The Remarkables Park statement says its proposed site would resolve the community’s Convention centre dilemma as it would guarantee the district a Convention Centre, but not require a rates levy to underwrite operations and losses.

Porter adds a Remarkables Park Conference Centre would be based on private equity funding but the company remained open to joint venture capital injections from other private equity, central government and/or local government sources, which would enable a higher specification facility. 

Scene.co.nz wants to ask Porter who the private equity backers are and if he’d be willing to turn up to tomorrow’s council meeting and substantiate the claims in Remarkables Park’s statement, but has been unable to contact him tonight.

Remarkables Park originally submitted a proposal for a convention centre.

“At the time the committee provided us with a debrief we said Remarkables Park would nevertheless develop a Convention Centre albeit on a basis that would not require Council funding,” Porter says in the statement.

“Given councillors are being asked to make an extremely important decision for our community (tomorrow), we recognise we’d be open to criticism if we didn’t provide this information before that meeting.”

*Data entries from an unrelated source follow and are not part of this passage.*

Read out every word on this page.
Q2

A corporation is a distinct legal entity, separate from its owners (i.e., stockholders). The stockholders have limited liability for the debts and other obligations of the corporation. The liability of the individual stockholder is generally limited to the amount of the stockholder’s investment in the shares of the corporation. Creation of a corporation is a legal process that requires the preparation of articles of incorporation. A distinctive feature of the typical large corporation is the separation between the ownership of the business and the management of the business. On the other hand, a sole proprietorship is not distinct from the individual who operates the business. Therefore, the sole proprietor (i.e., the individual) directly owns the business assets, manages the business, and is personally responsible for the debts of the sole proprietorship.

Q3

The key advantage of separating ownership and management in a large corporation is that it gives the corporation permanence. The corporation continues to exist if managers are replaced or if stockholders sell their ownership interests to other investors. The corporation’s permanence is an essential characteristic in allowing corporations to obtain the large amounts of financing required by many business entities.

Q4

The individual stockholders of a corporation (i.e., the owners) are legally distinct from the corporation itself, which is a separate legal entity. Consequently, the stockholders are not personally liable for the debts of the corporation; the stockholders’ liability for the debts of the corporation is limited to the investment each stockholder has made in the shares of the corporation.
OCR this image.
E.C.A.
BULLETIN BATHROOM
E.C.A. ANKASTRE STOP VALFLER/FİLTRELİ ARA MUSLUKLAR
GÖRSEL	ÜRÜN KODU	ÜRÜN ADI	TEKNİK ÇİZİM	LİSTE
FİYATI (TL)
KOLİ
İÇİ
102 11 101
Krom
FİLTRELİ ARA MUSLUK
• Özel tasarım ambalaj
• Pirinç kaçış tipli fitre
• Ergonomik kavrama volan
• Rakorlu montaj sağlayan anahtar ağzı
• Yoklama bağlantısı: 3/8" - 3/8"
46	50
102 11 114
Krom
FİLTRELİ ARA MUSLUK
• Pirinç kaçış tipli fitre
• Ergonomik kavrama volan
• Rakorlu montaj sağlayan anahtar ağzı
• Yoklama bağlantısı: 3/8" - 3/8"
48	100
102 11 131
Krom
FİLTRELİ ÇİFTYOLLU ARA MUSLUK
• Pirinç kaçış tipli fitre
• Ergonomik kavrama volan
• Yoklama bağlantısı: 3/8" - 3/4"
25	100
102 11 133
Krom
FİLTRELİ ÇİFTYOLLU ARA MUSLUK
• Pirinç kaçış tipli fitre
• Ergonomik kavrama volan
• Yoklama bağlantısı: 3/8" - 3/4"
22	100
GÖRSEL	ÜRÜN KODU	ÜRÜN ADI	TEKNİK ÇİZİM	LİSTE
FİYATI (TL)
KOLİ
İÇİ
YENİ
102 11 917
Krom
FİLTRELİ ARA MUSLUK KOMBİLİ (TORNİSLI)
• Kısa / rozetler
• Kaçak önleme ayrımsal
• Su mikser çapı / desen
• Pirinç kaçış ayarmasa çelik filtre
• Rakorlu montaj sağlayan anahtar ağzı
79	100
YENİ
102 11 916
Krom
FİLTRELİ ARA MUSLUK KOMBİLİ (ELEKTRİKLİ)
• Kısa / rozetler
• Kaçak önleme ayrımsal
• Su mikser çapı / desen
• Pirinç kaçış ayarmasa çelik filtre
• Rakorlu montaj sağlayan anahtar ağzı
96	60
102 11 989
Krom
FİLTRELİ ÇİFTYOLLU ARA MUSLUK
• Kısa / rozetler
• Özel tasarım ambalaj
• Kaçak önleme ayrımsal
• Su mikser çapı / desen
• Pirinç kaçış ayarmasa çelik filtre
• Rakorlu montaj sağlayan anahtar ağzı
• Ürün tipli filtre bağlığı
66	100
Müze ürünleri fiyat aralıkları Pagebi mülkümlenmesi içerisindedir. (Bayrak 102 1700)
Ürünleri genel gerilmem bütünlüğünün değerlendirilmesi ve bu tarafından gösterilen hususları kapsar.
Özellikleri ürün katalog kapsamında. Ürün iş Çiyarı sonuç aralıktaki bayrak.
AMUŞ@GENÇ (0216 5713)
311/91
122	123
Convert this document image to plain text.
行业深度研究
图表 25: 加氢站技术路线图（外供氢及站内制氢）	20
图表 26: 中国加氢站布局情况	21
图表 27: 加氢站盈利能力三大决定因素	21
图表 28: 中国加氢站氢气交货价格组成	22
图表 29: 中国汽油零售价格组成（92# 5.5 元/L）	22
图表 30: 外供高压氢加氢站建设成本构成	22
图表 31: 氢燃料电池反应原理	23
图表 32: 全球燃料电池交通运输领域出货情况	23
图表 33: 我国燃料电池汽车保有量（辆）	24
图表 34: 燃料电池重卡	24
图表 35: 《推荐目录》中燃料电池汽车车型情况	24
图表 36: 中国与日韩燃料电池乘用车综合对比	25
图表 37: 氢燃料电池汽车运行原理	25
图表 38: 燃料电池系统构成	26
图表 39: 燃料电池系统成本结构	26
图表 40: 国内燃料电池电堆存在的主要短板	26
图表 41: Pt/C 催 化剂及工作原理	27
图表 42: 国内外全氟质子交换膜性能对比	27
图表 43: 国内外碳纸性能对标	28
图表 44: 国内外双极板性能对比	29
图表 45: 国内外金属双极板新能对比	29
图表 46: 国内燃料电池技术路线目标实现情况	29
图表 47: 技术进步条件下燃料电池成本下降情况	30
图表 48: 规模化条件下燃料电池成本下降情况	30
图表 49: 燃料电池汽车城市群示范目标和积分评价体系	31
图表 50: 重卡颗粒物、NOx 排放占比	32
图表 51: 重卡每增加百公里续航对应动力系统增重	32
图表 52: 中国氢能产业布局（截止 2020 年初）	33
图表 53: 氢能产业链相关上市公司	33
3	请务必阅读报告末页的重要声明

Back in December, Mountain Scene revealed that it understood Remarkables Park had lodged a bid with council but Porter wouldn’t comment citing confidentiality clauses.

Prior to that, Porter had never been shy in pushing the view that a centre would be better cited at Frankton than Queenstown.

“If you want to grow the downtown, put a conference centre in the downtown. If you want to grow the downtown even more, and the whole district, then put the conference centre in Frankton,” he said last year.”

Today’s statement by Remarkables Park says the convention centre would be in an area that met all the benefits identified by council but without risks for the community, would still benefit the CBD while its geographical location would be beneficial to the wider district.

Porter says the Remarkables Park site was “fully integrated” with the development of Remarkables Park and Frankton Flats, with amazing views to The Remarkables and Coronet Peak.

The site is located immediately east of the Remarkables Park Town Centre, south of a new confirmed high school, west of a proposed tertiary education development and north of the future Remarkables Quay Resort and Ferry Terminal. It is also appropriately close to the airport, the Hilton hotels, the Remarkables Park future medical precinct, the Lakes District Hospital and other Frankton Flats development.

Porter says a planned water ferry would in the future make a “memorable experience” for delegates travelling in and out of the CBD and through the Frankton Arm, landing in the heart of the CBD at O’Regans Wharf.

In any event he said he thought it highly unlikely anyone coming to a conference would not visit downtown Queenstown.

The design will also provide a large exhibition area, smaller break-out rooms, and can be easily expanded to cater for future growth as the site is large enough.

Remarkables Park said the company had invested a significant amount of money engaging leading international and national conference centre experts to help put together its comprehensive bid to the Conference Committee in December 2012, and it had always been its intention to use this research and expert team to support a more cost-effective, privately-funded alternative project if necessary.

“We recognise that timing is important for Queenstown, not only as there’s strong competition from Australia for conference venues but proposals for Auckland and Christchurch will also provide stiff competition,” Porter says.

“We believe the quicker we can open this conference facility, the better this will be for Queenstown.

“It’ll build loyalty for Queenstown as a conference destination and should also work for Auckland and Christchurch as a lead generator for future larger conferences in those cities.

“We believe today’s announcement has many positive benefits for the wider Queenstown-Lakes District community.”